In this article, we’re going to examine the details of how WebRTC architecture actually works so that a layperson can understand it.
WebRTC is an open-source project that ties together devices using peer-to-peer interactive web apps. If you’ve had an in-browser video call or played a real-time game through a web browser, WebRTC is probably what drove the back-end technology of how that web application worked.
Table of contents
- Architecture options
- P2P (Peer to peer/mesh)
- SFU (Selective Forwarding Unit)
- MCU (Multipoint Control Unit)
At the core of every video conferencing solution sits the architecture of sending and receiving the participants’ video/audio streams. For example, if there are N participants in a video conference each of them needs to see/hear the video/audio of all other N-1 participants.

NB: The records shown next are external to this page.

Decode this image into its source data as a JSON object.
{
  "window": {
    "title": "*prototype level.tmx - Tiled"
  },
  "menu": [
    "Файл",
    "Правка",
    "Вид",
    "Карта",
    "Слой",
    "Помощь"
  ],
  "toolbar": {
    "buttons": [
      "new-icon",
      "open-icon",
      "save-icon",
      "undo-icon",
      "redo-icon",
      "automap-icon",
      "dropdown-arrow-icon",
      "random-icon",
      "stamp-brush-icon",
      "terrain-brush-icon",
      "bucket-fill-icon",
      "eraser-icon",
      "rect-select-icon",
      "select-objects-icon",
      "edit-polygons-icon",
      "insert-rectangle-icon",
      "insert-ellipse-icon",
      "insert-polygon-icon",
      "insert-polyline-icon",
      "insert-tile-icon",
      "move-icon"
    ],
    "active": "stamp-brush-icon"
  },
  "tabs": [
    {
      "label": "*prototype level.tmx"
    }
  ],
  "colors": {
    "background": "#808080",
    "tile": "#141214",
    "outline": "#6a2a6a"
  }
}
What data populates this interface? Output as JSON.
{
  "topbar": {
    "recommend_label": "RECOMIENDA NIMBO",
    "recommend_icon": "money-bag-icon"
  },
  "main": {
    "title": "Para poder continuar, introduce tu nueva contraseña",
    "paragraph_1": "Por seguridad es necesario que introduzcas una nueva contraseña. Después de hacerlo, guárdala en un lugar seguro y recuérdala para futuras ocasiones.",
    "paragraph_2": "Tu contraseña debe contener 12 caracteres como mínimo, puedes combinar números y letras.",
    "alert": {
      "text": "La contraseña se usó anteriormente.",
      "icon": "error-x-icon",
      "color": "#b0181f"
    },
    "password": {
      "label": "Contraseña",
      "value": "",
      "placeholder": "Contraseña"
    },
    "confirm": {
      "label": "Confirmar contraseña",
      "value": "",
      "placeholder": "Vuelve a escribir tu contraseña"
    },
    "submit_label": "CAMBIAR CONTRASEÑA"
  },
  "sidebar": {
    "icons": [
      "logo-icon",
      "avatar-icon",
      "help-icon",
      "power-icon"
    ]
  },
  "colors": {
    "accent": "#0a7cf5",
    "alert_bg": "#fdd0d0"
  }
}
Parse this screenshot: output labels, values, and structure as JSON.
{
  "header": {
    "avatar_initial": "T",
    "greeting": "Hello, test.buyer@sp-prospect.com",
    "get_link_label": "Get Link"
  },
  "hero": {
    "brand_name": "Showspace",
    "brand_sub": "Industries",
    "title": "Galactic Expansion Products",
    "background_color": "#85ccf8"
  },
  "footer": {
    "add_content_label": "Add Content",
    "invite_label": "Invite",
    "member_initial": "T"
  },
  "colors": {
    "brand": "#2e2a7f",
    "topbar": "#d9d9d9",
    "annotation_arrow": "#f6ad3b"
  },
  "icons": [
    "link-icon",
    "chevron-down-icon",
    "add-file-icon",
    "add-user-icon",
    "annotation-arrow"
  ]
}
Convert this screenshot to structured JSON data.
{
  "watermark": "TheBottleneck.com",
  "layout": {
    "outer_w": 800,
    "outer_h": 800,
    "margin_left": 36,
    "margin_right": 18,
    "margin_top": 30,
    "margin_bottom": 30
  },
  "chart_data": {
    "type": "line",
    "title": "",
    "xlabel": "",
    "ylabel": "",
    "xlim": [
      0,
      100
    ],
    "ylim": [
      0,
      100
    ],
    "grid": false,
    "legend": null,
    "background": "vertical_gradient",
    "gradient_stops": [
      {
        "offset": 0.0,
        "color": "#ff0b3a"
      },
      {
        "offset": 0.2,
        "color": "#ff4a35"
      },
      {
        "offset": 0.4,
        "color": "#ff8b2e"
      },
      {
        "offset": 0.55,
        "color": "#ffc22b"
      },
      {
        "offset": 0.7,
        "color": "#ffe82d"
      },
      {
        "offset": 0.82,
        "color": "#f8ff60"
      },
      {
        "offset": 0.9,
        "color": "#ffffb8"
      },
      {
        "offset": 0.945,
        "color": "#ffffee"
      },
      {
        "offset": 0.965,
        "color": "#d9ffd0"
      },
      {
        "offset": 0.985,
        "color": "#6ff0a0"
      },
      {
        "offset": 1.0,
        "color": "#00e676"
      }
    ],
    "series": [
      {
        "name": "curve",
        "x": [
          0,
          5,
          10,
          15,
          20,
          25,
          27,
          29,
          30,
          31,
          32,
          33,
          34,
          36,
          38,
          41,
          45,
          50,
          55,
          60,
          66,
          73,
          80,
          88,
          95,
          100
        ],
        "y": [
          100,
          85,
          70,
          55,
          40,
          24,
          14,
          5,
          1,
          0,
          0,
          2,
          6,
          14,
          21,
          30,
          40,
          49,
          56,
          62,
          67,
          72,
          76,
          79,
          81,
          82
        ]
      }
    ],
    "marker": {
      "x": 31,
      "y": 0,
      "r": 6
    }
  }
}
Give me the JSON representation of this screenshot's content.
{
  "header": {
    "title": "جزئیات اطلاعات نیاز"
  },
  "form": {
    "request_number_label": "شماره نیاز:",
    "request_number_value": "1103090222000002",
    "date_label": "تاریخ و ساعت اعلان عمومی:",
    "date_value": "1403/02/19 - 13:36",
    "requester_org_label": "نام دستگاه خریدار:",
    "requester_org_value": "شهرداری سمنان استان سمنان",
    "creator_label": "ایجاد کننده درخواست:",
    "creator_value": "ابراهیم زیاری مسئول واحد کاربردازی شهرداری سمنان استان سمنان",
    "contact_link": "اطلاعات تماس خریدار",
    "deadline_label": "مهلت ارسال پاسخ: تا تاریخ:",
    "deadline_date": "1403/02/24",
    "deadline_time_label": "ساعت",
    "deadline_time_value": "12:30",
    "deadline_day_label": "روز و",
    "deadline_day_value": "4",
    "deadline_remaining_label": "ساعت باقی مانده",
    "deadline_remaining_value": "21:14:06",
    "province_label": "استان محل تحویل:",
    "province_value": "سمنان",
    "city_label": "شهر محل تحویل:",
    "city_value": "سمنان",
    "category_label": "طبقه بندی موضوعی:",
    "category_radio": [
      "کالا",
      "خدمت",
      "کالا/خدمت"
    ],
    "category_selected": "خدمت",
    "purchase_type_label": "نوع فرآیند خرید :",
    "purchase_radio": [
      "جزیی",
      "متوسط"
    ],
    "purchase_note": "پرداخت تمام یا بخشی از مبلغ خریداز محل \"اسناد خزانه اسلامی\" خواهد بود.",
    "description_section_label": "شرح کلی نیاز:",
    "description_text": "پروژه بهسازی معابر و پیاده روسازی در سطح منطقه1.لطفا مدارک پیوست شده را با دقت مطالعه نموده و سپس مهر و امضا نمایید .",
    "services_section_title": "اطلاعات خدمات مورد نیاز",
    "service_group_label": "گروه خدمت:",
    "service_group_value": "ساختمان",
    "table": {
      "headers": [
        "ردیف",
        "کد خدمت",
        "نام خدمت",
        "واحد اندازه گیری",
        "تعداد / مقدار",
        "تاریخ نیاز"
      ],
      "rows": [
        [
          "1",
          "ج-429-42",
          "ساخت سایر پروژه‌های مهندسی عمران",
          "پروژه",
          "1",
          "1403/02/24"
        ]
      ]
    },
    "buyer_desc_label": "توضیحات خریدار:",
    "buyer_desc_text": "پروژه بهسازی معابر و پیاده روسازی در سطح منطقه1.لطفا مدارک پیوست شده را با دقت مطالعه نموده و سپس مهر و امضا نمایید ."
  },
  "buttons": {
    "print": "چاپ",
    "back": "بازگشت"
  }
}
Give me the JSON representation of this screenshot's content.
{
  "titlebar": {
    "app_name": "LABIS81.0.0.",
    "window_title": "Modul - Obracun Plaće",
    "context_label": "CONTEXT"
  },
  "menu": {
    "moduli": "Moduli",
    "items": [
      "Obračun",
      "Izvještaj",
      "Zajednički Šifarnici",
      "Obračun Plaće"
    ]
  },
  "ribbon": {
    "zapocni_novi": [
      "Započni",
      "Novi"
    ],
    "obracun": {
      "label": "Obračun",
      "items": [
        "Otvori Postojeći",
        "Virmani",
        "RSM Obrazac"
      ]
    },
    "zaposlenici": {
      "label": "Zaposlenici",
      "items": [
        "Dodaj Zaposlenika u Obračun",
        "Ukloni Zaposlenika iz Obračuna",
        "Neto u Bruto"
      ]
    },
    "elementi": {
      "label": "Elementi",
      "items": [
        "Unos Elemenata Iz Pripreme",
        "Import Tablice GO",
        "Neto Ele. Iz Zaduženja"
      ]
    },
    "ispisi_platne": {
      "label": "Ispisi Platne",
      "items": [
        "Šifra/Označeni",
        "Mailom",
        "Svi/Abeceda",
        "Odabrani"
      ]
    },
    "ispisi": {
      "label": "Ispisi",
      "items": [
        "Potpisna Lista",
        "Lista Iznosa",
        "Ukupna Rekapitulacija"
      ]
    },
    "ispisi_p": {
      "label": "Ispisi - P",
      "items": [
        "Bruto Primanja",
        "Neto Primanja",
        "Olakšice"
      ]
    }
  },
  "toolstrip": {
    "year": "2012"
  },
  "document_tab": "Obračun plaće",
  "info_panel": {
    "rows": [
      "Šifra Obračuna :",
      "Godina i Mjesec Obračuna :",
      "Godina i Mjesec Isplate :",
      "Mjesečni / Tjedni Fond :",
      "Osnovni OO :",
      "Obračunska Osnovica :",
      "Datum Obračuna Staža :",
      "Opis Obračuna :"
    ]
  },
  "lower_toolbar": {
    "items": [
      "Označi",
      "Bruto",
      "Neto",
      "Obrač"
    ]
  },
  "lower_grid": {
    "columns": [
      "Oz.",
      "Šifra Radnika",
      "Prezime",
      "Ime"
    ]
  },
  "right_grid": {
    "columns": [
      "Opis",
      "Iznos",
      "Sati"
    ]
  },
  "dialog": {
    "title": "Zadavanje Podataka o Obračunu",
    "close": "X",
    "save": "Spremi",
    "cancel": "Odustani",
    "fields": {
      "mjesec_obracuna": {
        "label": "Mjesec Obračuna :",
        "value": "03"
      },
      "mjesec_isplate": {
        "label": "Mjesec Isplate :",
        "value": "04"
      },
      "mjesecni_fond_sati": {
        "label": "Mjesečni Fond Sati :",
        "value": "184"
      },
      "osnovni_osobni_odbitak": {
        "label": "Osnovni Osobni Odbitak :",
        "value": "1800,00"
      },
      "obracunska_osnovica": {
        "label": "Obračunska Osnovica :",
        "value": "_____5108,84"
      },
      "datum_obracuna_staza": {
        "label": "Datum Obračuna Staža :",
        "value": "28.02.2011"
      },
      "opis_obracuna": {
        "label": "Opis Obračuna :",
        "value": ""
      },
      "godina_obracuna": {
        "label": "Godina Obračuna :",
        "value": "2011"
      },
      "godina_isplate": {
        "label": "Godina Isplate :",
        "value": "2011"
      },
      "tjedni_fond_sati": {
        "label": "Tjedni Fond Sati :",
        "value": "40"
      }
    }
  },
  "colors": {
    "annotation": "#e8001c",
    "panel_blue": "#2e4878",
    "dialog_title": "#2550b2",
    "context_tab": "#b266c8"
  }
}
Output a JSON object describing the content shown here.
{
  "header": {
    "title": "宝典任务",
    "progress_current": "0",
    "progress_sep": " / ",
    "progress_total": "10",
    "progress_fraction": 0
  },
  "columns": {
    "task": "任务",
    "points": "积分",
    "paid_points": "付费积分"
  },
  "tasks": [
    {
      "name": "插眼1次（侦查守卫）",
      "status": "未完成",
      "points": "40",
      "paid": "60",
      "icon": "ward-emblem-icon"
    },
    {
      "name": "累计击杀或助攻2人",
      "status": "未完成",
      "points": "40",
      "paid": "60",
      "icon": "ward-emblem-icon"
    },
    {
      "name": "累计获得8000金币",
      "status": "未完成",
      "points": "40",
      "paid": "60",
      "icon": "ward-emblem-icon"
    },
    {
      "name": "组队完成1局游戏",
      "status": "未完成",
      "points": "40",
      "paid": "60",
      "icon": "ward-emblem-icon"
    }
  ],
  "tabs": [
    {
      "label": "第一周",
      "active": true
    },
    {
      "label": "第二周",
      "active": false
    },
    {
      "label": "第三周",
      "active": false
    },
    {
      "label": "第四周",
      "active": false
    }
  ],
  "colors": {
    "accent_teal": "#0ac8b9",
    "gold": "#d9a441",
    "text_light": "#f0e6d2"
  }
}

This can be implemented in different ways, but there are three main architectures which are used in practice:
- P2P (Peer to peer/mesh),
- SFU (Selective Forwarding Unit),
- MCU (Multipoint Control Unit).
A hybrid approach is also possible - to use different kinds of architecture depending on the number of participants in the conference. That is more of an optimization and will be covered at the end of the article.
P2P (Peer to peer)
Peer-to-peer (P2P) is an application architecture, which is also occasionally referred to as mesh architecture. It represents the fundamental structure of network design and is straightforward to conceptualise. In the context of a conference, each individual is a peer, broadcasting their video and audio to every other peer through the establishment of a direct peer connection.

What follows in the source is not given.